Le juge de la Cour suprême Brett Kavanaugh semble avoir renversé sa position antérieure autorisant l'ethnicité apparente comme facteur dans les contrôles d'immigration. Dans une note de bas de page récente, il a déclaré que la race et l'ethnicité ne peuvent pas être prises en compte dans de telles actions. Cela intervient au milieu des critiques concernant les soi-disant 'contrôles Kavanaugh' menant au profilage racial.
En septembre 2025, le juge Brett Kavanaugh a rédigé un avis dans l'affaire Vasquez Perdomo, affirmant que l'« ethnicité apparente » des résidents hispaniques pouvait être un « facteur pertinent » dans les décisions des agents fédéraux de les arrêter et d'exiger une preuve de citoyenneté. Cette décision a été rapidement adoptée par l'Immigration and Customs Enforcement (ICE) et les Customs and Border Protection (CBP), entraînant des contrôles généralisés de personnes hispaniques basés sur la race, souvent impliquant un usage excessif de la force et une détention jusqu'à preuve de statut légal.

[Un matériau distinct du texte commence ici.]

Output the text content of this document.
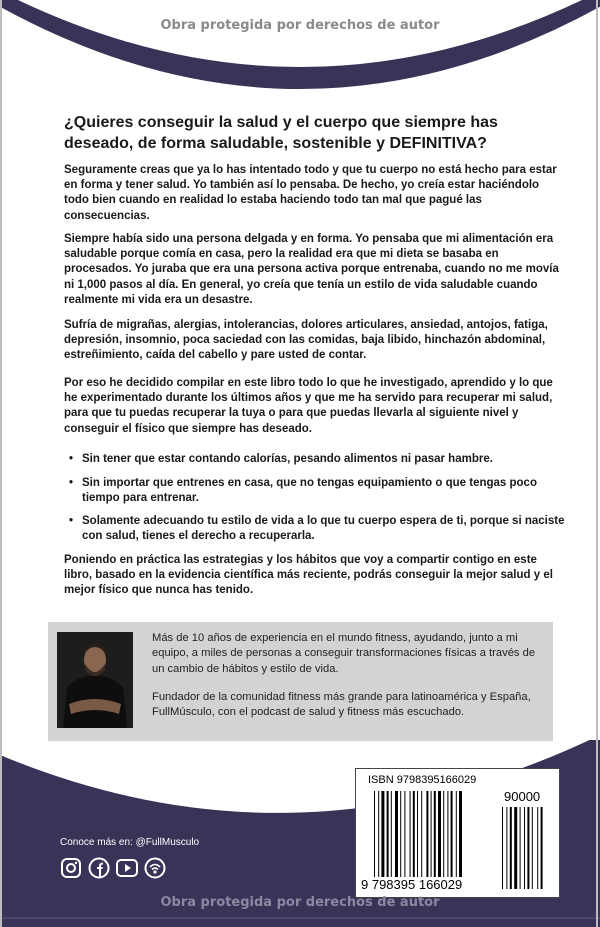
Obra protegida por derechos de autor
¿Quieres conseguir la salud y el cuerpo que siempre has deseado, de forma saludable, sostenible y DEFINITIVA?

Seguramente creas que ya lo has intentado todo y que tu cuerpo no está hecho para estar en forma y tener salud. Yo también así lo pensaba. De hecho, yo creía estar haciéndolo todo bien cuando en realidad lo estaba haciendo todo tan mal que pagué las consecuencias.

Siempre había sido una persona delgada y en forma. Yo pensaba que mi alimentación era saludable porque comía en casa, pero la realidad era que mi dieta se basaba en procesados. Yo juraba que era una persona activa porque entrenaba, cuando no me movía ni 1,000 pasos al día. En general, yo creía que tenía un estilo de vida saludable cuando realmente mi vida era un desastre.

Sufría de migrañas, alergias, intolerancias, dolores articulares, ansiedad, antojos, fatiga, depresión, insomnio, poca saciedad con las comidas, baja libido, hinchazón abdominal, estreñimiento, caída del cabello y pare usted de contar.

Por eso he decidido compilar en este libro todo lo que he investigado, aprendido y lo que he experimentado durante los últimos años y que me ha servido para recuperar mi salud, para que tu puedas recuperar la tuya o para que puedas llevarla al siguiente nivel y conseguir el físico que siempre has deseado.

• Sin tener que estar contando calorías, pesando alimentos ni pasar hambre.
• Sin importar que entrenes en casa, que no tengas equipamiento o que tengas poco tiempo para entrenar.
• Solamente adecuando tu estilo de vida a lo que tu cuerpo espera de ti, porque si naciste con salud, tienes el derecho a recuperarla.

Poniendo en práctica las estrategias y los hábitos que voy a compartir contigo en este libro, basado en la evidencia científica más reciente, podrás conseguir la mejor salud y el mejor físico que nunca has tenido.

Más de 10 años de experiencia en el mundo fitness, ayudando, junto a mi equipo, a miles de personas a conseguir transformaciones físicas a través de un cambio de hábitos y estilo de vida.
Fundador de la comunidad fitness más grande para latinoamérica y España, FullMúsculo, con el podcast de salud y fitness más escuchado.
Conoce más en: @FullMusculo
ISBN 9798395166029
90000
9 798395 166029
Obra protegida por derechos de autor
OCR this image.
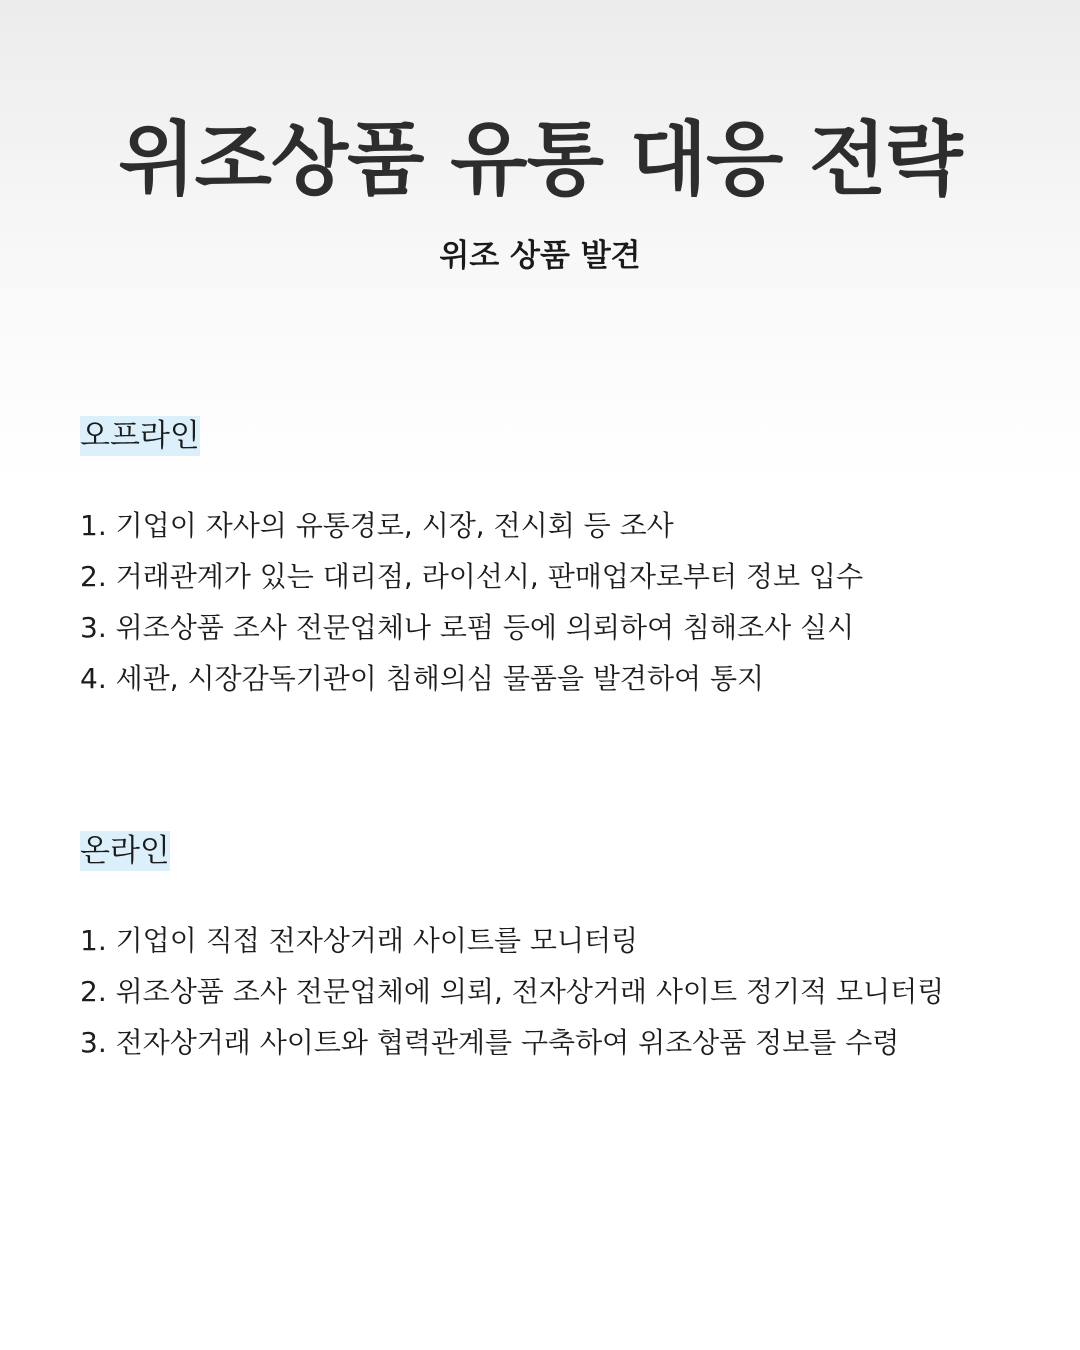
위조상품 유통 대응 전략
위조 상품 발견
오프라인
1. 기업이 자사의 유통경로, 시장, 전시회 등 조사
2. 거래관계가 있는 대리점, 라이선시, 판매업자로부터 정보 입수
3. 위조상품 조사 전문업체나 로펌 등에 의뢰하여 침해조사 실시
4. 세관, 시장감독기관이 침해의심 물품을 발견하여 통지
온라인
1. 기업이 직접 전자상거래 사이트를 모니터링
2. 위조상품 조사 전문업체에 의뢰, 전자상거래 사이트 정기적 모니터링
3. 전자상거래 사이트와 협력관계를 구축하여 위조상품 정보를 수령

Le professeur de droit Anil Kalhan a inventé le terme « contrôles Kavanaugh » pour ces rencontres, qui ont gagné en popularité avec les rapports de traitements brutaux, y compris contre des citoyens américains affirmant leur statut légal.
Kavanaugh avait décrit ces contrôles comme des « arrêts investigatifs brefs », les résidents légaux étant libérés « promptement ». Cependant, des preuves présentées aux tribunaux ont montré des agents s'engageant dans des tourments prolongés et des détentions basées uniquement sur l'ethnicité.
Le 23 décembre 2025, dans une opinion concurrente à la décision de la Cour suprême bloquant le déploiement de la Garde nationale par le président Donald Trump — une affaire sans rapport avec les contrôles d'immigration —, Kavanaugh a inclus une note de bas de page se rétractant de sa position. Il a écrit : « Le Quatrième Amendement exige que les contrôles d'immigration soient basés sur une suspicion raisonnable de présence illégale, que les arrêts soient brefs, que les arrestations soient basées sur une cause probable, et que les agents n'emploient pas de force excessive. De plus, les agents ne doivent pas procéder à des contrôles ou arrestations d'immigration intérieurs basés sur la race ou l'ethnicité. »
Cela contredit directement son affirmation de septembre selon laquelle l'ethnicité pouvait être un facteur, bien que Kavanaugh n'ait pas reconnu le changement, affirmant plutôt que la loi était « ancienne et claire ».
Les animateurs de podcast Dahlia Lithwick et Mark Joseph Stern d'Amicus de Slate ont discuté de la note de bas de page comme d'un retrait tacite. Stern a noté : « Les contrôles d'immigration ne peuvent pas être basés sur la race ? Quel concept ! Un concept que vous, Brett Kavanaugh, avez rejeté il y a quelques mois seulement. »
Lithwick a ajouté : « C'est la cerise sur le gâteau de Noël que Brett Kavanaugh... s'est offerte en se pardonnant pour son opinion notoire sur les 'contrôles Kavanaugh'. »
Ils ont critiqué cette démarche comme insuffisante, pointant les déclarations du chef de la CBP Greg Bovino approuvant le profilage racial et exigeant une preuve de citoyenneté de tous. Les animateurs ont argué que l'opinion originale de Kavanaugh avait déclenché une vague de profilage racial violent, et que cette note de bas de page ne change rien sans excuses directes ou revirement.